The average resource wait time for the PAGEIOLATCH_EX waits has dropped from 6.3ms to 3.7ms! But isn’t PAGEIOLATCH_EX a wait type that’s for a page *read*? Well, yes, but what I think is happening is that the buffer pool is having to force pages out to disk to make space for the pages being read in to be inserted into (which I believe is included in the PAGEIOLATCH_EX wait time) – and when the SSD is formatted with the improved write algorithm, this is faster and so the PAGEIOLATCH_EX resource wait time decreases.

But why the gradual decrease in PAGELATCH waits and increase in SOS_SCHEDULER_YIELD waits as the number of files increases?

I went back and ran a single file test and used the sys.dm_os_waiting_tasks DMV (see this blog post) to see what the various threads are waiting for. Here’s some example output:

session_id  wait_duration_ms  wait_type     resource_description
———-  —————-  ————  ——————–
79          11                PAGELATCH_UP  5:1:1520544
80          14                PAGELATCH_UP  5:1:1520544
93          16                PAGELATCH_UP  5:1:1520544
94          0                 PAGELATCH_UP  5:1:1520544
101         15                PAGELATCH_UP  5:1:1520544
111         25                PAGELATCH_UP  5:1:1520544
110         17                PAGELATCH_UP  5:1:1520544
75          6                 PAGELATCH_UP  5:1:1520544
78          17                PAGELATCH_UP  5:1:1520544
88          8                 PAGELATCH_UP  5:1:1520544
107         12                PAGELATCH_UP  5:1:1520544
109         25                PAGELATCH_UP  5:1:1520544
113         20                PAGELATCH_UP  5:1:1520544
.
.

Dividing 1520544 by 8088 gives exactly 188. Running the same query a few seconds later gives most of the threads waiting on resource 5:1:1544808, another exact multiple of 8088. These resources are PFS pages! What we’re seeing is PFS page contention, just like you can get in tempdb with lots of concurrent threads creating and dropping temp tables. In this case, I have 64 concurrent threads doing inserts that are causing page splits, which requires page allocations. As the number of files increases, the amount of PFS page contention decreases. It disappears after 8 files because I’ve only got 8 cores, so there can only be 8 threads running at once (one per SQLOS scheduler, with the others SUSPENDED on the waiter list or waiting in the RUNNABLE queue).

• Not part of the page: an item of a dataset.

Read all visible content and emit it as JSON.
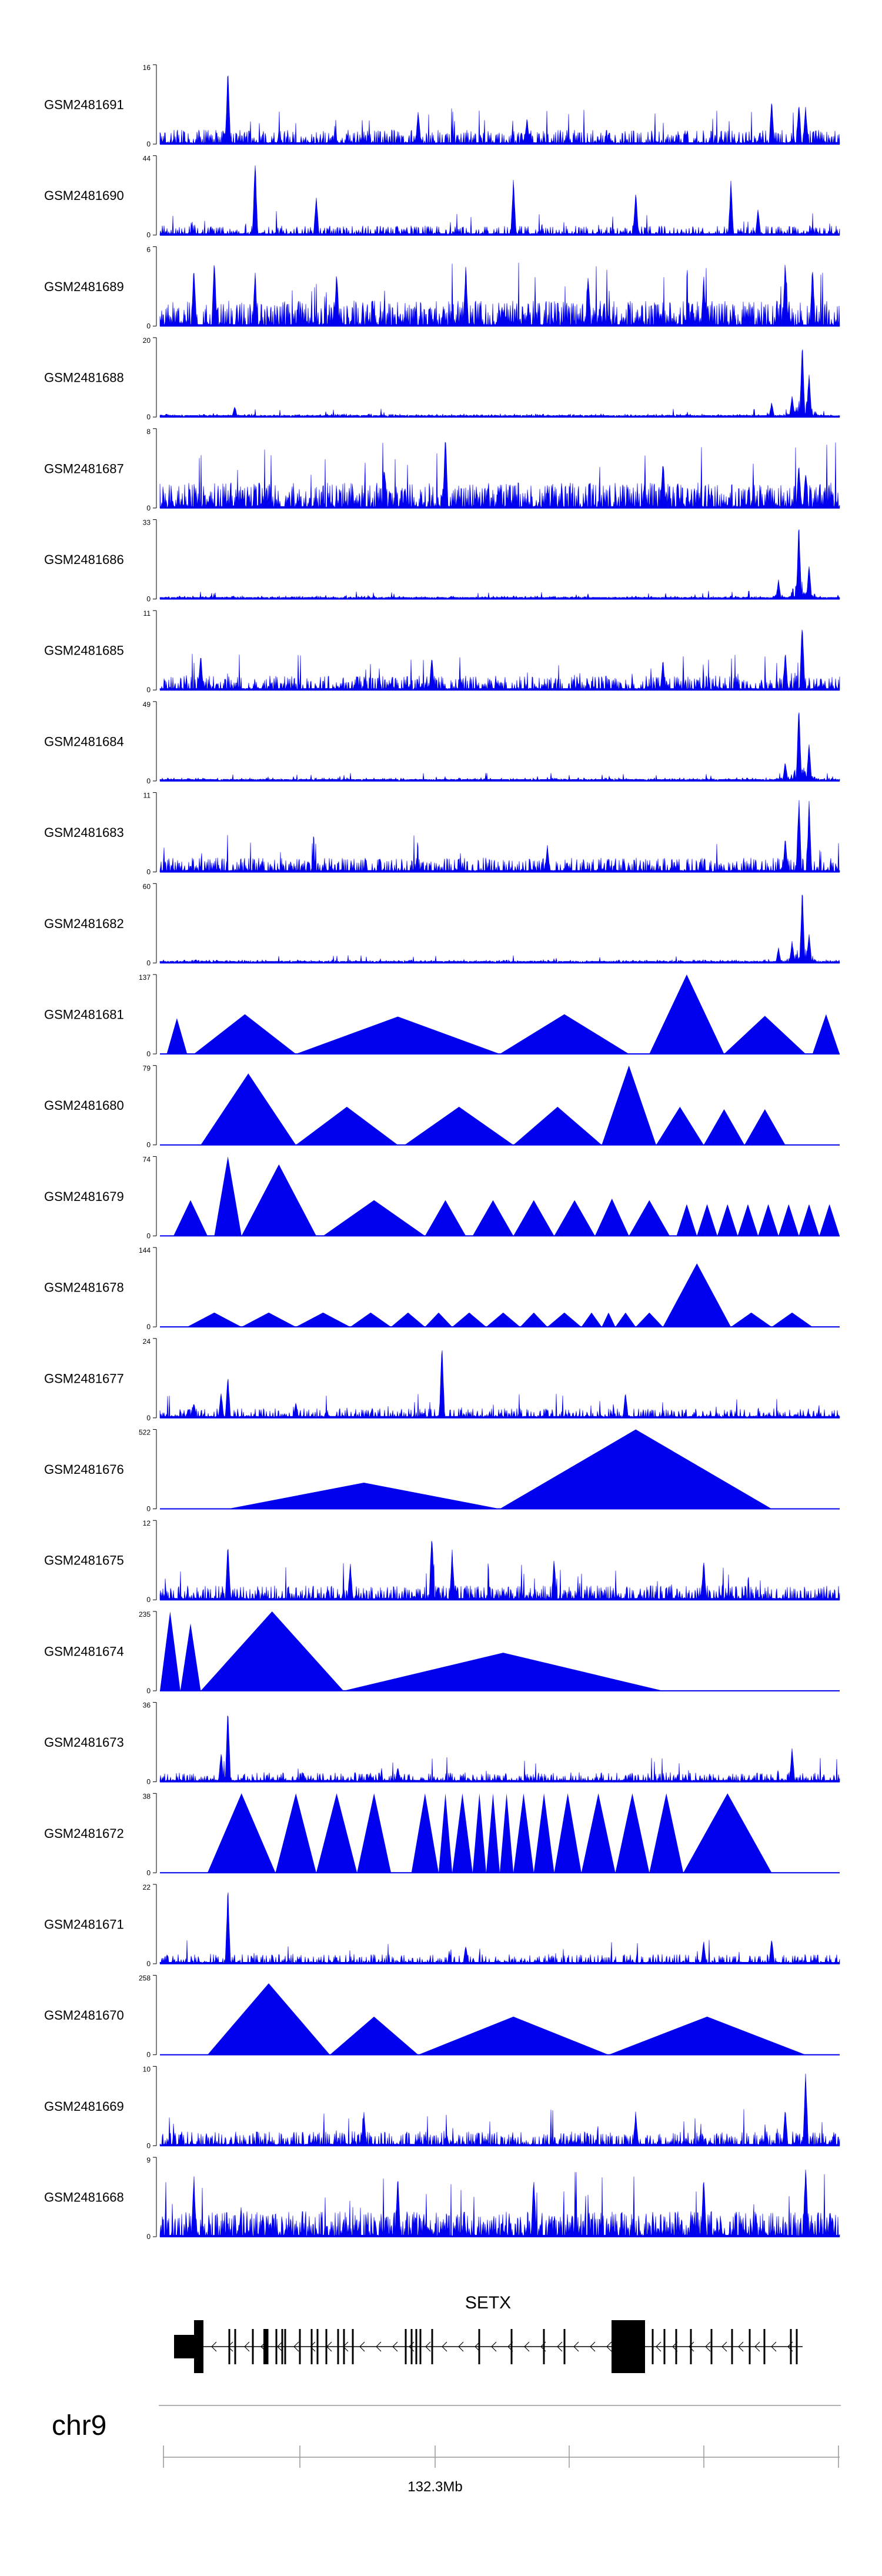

From 16 to 128 files, the wait stats hardly change and the performance (in the Improved Write and Max Write formats) only slightly degrades (5%) with each doubling of the number of files. Without deeper investigation, I’m putting this down to increased amounts of metadata to deal with – maybe with more to do when searching the allocation cache for the allocation unit of the clustered index. If I have time I’ll dig in and investigate exactly why.

The SOS_SCHEDULER_YIELD waits are just because the threads are able to do more before having to wait, and so they’re hitting voluntary yield points in the code – the workload is becoming more CPU bound.

Summary

I’ve clearly shown that the new Fusion-io driver gives a nice boost compared to the older one – very cool.

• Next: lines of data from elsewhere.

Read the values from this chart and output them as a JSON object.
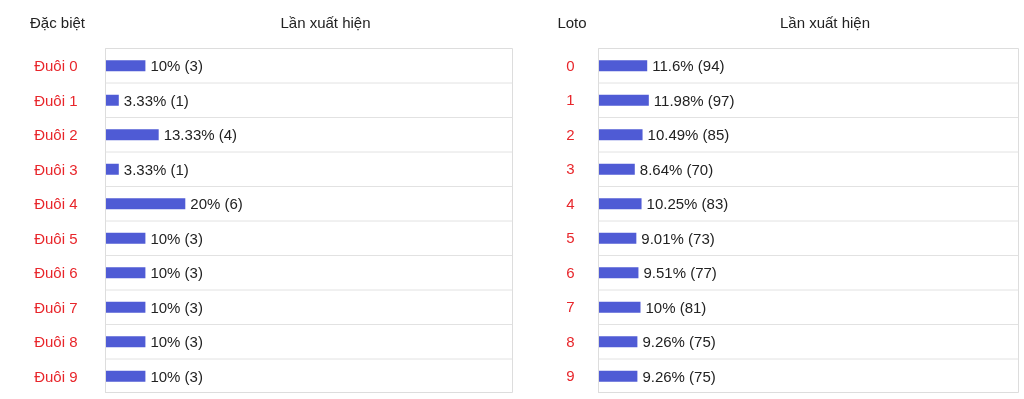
{
  "chart_data": [
    {
      "type": "bar",
      "orientation": "horizontal",
      "ylabel": "Đặc biệt",
      "xlabel": "Lần xuất hiện",
      "categories": [
        "Đuôi 0",
        "Đuôi 1",
        "Đuôi 2",
        "Đuôi 3",
        "Đuôi 4",
        "Đuôi 5",
        "Đuôi 6",
        "Đuôi 7",
        "Đuôi 8",
        "Đuôi 9"
      ],
      "values": [
        10,
        3.33,
        13.33,
        3.33,
        20,
        10,
        10,
        10,
        10,
        10
      ],
      "value_labels": [
        "10% (3)",
        "3.33% (1)",
        "13.33% (4)",
        "3.33% (1)",
        "20% (6)",
        "10% (3)",
        "10% (3)",
        "10% (3)",
        "10% (3)",
        "10% (3)"
      ],
      "color": "#4f5bd5",
      "xlim": [
        0,
        102
      ],
      "tick_labels": "y",
      "grid": true
    },
    {
      "type": "bar",
      "orientation": "horizontal",
      "ylabel": "Loto",
      "xlabel": "Lần xuất hiện",
      "categories": [
        "0",
        "1",
        "2",
        "3",
        "4",
        "5",
        "6",
        "7",
        "8",
        "9"
      ],
      "values": [
        11.6,
        11.98,
        10.49,
        8.64,
        10.25,
        9.01,
        9.51,
        10,
        9.26,
        9.26
      ],
      "value_labels": [
        "11.6% (94)",
        "11.98% (97)",
        "10.49% (85)",
        "8.64% (70)",
        "10.25% (83)",
        "9.01% (73)",
        "9.51% (77)",
        "10% (81)",
        "9.26% (75)",
        "9.26% (75)"
      ],
      "color": "#4f5bd5",
      "xlim": [
        0,
        100
      ],
      "tick_labels": "y",
      "grid": true
    }
  ]
}
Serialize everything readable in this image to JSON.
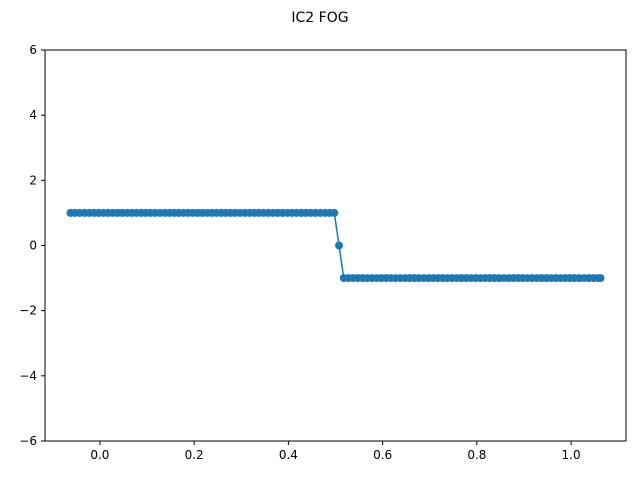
{
  "chart_data": {
    "type": "line",
    "title": "IC2 FOG",
    "xlabel": "",
    "ylabel": "",
    "xlim": [
      -0.1165,
      1.1165
    ],
    "ylim": [
      -6,
      6
    ],
    "xticks": [
      0.0,
      0.2,
      0.4,
      0.6,
      0.8,
      1.0
    ],
    "xtick_labels": [
      "0.0",
      "0.2",
      "0.4",
      "0.6",
      "0.8",
      "1.0"
    ],
    "yticks": [
      -6,
      -4,
      -2,
      0,
      2,
      4,
      6
    ],
    "ytick_labels": [
      "−6",
      "−4",
      "−2",
      "0",
      "2",
      "4",
      "6"
    ],
    "grid": false,
    "series": [
      {
        "color": "#1f77b4",
        "marker": "circle",
        "x": [
          -0.0625,
          -0.0525,
          -0.0425,
          -0.0325,
          -0.0225,
          -0.0125,
          -0.0025,
          0.0075,
          0.0175,
          0.0275,
          0.0375,
          0.0475,
          0.0575,
          0.0675,
          0.0775,
          0.0875,
          0.0975,
          0.1075,
          0.1175,
          0.1275,
          0.1375,
          0.1475,
          0.1575,
          0.1675,
          0.1775,
          0.1875,
          0.1975,
          0.2075,
          0.2175,
          0.2275,
          0.2375,
          0.2475,
          0.2575,
          0.2675,
          0.2775,
          0.2875,
          0.2975,
          0.3075,
          0.3175,
          0.3275,
          0.3375,
          0.3475,
          0.3575,
          0.3675,
          0.3775,
          0.3875,
          0.3975,
          0.4075,
          0.4175,
          0.4275,
          0.4375,
          0.4475,
          0.4575,
          0.4675,
          0.4775,
          0.4875,
          0.4975,
          0.5075,
          0.5175,
          0.5275,
          0.5375,
          0.5475,
          0.5575,
          0.5675,
          0.5775,
          0.5875,
          0.5975,
          0.6075,
          0.6175,
          0.6275,
          0.6375,
          0.6475,
          0.6575,
          0.6675,
          0.6775,
          0.6875,
          0.6975,
          0.7075,
          0.7175,
          0.7275,
          0.7375,
          0.7475,
          0.7575,
          0.7675,
          0.7775,
          0.7875,
          0.7975,
          0.8075,
          0.8175,
          0.8275,
          0.8375,
          0.8475,
          0.8575,
          0.8675,
          0.8775,
          0.8875,
          0.8975,
          0.9075,
          0.9175,
          0.9275,
          0.9375,
          0.9475,
          0.9575,
          0.9675,
          0.9775,
          0.9875,
          0.9975,
          1.0075,
          1.0175,
          1.0275,
          1.0375,
          1.0475,
          1.0575,
          1.0625
        ],
        "y": [
          1,
          1,
          1,
          1,
          1,
          1,
          1,
          1,
          1,
          1,
          1,
          1,
          1,
          1,
          1,
          1,
          1,
          1,
          1,
          1,
          1,
          1,
          1,
          1,
          1,
          1,
          1,
          1,
          1,
          1,
          1,
          1,
          1,
          1,
          1,
          1,
          1,
          1,
          1,
          1,
          1,
          1,
          1,
          1,
          1,
          1,
          1,
          1,
          1,
          1,
          1,
          1,
          1,
          1,
          1,
          1,
          1,
          0,
          -1,
          -1,
          -1,
          -1,
          -1,
          -1,
          -1,
          -1,
          -1,
          -1,
          -1,
          -1,
          -1,
          -1,
          -1,
          -1,
          -1,
          -1,
          -1,
          -1,
          -1,
          -1,
          -1,
          -1,
          -1,
          -1,
          -1,
          -1,
          -1,
          -1,
          -1,
          -1,
          -1,
          -1,
          -1,
          -1,
          -1,
          -1,
          -1,
          -1,
          -1,
          -1,
          -1,
          -1,
          -1,
          -1,
          -1,
          -1,
          -1,
          -1,
          -1,
          -1,
          -1,
          -1,
          -1,
          -1
        ]
      }
    ]
  }
}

I’ve also shown that the number of files on the SSD does have an affect on performance too – with the sweet spot appearing to be the number of processor cores (just an observation, definitely NOT a recommendation). I’d love to see someone do similar tests on a 16-way, 32-way or higher (or lend me one to play with :-)

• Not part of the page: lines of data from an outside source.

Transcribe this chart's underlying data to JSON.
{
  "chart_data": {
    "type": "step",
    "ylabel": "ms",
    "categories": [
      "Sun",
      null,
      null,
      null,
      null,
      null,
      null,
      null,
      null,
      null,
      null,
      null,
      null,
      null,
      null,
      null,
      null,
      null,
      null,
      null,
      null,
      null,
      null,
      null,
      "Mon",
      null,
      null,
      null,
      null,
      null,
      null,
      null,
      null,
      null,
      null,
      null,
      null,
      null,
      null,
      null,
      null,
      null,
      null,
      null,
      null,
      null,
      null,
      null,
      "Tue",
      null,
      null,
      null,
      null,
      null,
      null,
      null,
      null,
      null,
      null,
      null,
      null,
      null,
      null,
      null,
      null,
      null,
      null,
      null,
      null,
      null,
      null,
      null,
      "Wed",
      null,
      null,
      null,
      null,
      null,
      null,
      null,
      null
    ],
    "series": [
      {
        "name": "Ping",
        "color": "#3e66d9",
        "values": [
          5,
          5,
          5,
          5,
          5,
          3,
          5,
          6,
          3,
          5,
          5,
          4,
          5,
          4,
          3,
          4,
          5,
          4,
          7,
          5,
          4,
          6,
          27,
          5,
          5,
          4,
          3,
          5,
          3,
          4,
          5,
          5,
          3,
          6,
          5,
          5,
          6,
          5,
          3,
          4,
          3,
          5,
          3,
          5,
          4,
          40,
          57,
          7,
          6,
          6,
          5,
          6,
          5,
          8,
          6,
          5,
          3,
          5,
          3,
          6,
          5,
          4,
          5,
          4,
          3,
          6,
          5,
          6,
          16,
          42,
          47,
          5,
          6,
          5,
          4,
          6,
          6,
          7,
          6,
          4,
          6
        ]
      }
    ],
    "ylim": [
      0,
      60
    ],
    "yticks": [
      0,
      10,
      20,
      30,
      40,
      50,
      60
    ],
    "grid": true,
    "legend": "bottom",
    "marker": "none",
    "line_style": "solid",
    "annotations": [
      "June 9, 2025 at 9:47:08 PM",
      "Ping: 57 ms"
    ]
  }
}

[Edit: I discussed the results with my friend Thomas Kejser on the SQLCAT team and he sees the same behavior on a 64-way running the same benchmark (in fact we screen-shared on a 64-way system with 2TB and 4 640GB Fusion-io cards this weekend). He posted some more investigations on his blog – see here.]

And finally, I showed that for my workload, using a 4-Kb sector size did not improve performance.

I’d call that a successful test – *really* interesting!